Un'iniziativa che ha riscosso grande interesse. "Sono state decine - continua Sverdigliozzi - le persone che nel corso della mattinata si sono fermate, per lo più ragazze giovani e studentesse. Molte di loro hanno raccontato esperienze e fatti che sarebbero accaduti a loro amiche o conoscenti, e questo è probabilmente un modo per raccontare esperienze che potrebbero invece averle viste direttamente protagoniste. Spesso c'è infatti una sorta di reticenza a denunciare questo genere di crimini, forse per pudore o per 'vergogna' da parte delle vittime".

L'iniziativa serve insomma a tendere una mano nei confronti di tutte quelle donne che, spesso per anni, hanno subito violenze e maltrattamenti da parte del proprio aguzzino. "Rivolgersi ad un avvocato o alla Questura - spiega ancora Sverdigliozzi - può significare per una donna, affrontare uno scoglio psicologico enorme. Quello che speriamo è invece che l'utilizzo del camper possa promuovere un approccio più soft. Anche solo prendere un volantino o chiedere un'informazione, può rappresentare infatti il primo passo per uscire da una situazione di violenza che si trascina da tempo".

Una situazione difficile anche dal punto di vista psicologico. Non a caso sono diversi i casi di ripensamento da parte delle vittime. "Molte donne - prosegue Sverdigliozzi - una volta denunciato il proprio 'persecutore', tornano indietro, sminuendo o ritrattando l'accaduto. Questo tipo di atteggiamento è dovuto al fatto che le vittime, dopo anni di violenze psicologiche subite, si sentono in qualche modo corresponsabili di quello che è accaduto e tendono a proteggere i loro aguzzini".

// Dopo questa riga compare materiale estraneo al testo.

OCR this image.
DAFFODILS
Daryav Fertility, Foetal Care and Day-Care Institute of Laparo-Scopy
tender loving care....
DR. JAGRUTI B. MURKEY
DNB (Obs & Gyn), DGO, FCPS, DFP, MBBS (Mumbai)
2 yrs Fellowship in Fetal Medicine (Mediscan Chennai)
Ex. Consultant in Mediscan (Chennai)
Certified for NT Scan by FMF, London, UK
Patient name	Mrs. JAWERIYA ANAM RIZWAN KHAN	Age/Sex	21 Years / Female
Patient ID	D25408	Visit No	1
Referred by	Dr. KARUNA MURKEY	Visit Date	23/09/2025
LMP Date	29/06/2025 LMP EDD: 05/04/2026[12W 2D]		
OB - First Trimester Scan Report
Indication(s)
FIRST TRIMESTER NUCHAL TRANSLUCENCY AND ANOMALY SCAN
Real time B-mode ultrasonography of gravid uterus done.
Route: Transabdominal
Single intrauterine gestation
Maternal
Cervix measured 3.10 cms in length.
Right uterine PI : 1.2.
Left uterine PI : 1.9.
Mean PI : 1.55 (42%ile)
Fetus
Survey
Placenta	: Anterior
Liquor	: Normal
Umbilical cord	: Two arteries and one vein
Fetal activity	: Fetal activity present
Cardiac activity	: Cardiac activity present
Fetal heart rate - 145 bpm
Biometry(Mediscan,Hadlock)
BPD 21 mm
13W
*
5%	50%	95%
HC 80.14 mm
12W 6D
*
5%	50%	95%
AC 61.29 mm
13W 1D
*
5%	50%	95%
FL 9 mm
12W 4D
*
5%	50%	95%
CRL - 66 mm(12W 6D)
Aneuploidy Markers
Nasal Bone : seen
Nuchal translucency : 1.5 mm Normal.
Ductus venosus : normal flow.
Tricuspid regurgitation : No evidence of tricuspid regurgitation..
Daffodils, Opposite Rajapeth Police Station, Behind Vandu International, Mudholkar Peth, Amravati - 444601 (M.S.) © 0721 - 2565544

Ed è proprio per questo che per raccogliere le storie di un abuso servono competenza, 'tatto' ed esperienza. "Se una donna arriva da noi - afferma ancora il dirigente della Squadra Mobile - significa che dentro di lei c'è la necessità nascosta di uscire allo scoperto. Tuttavia vanno sempre evitate le domande dirette del tipo "L'ha picchiata?" o "Ha subito violenze?". Bisogna sempre stare alla larga dalle domande chiuse che presuppongono come risposte sì o no. Va invece costruito un rapporto di fiducia ed empatia con le vittime, prendendo la situazione alla larga e partendo da domande 'generiche' come "Che mestiere fa?" o "Cosa fa la sua famiglia". Bisogna anche imparare a leggere e rispettare silenzi e pause".

Tra le 'precauzioni' da prendere anche quella di evitare che sia un uomo a raccogliere la denuncia. "Questo - conclude la dottoressa Sverdigliozzi - perchè la vittima potrebbe vedere in questa figura la proiezione 'inconscia' dei suoi incubi. Inoltre è più facile aprirsi e creare un rapporto di fiducia con una donna. Gli uomini che compongono la squadra si occupano invece maggiormente delle indagini".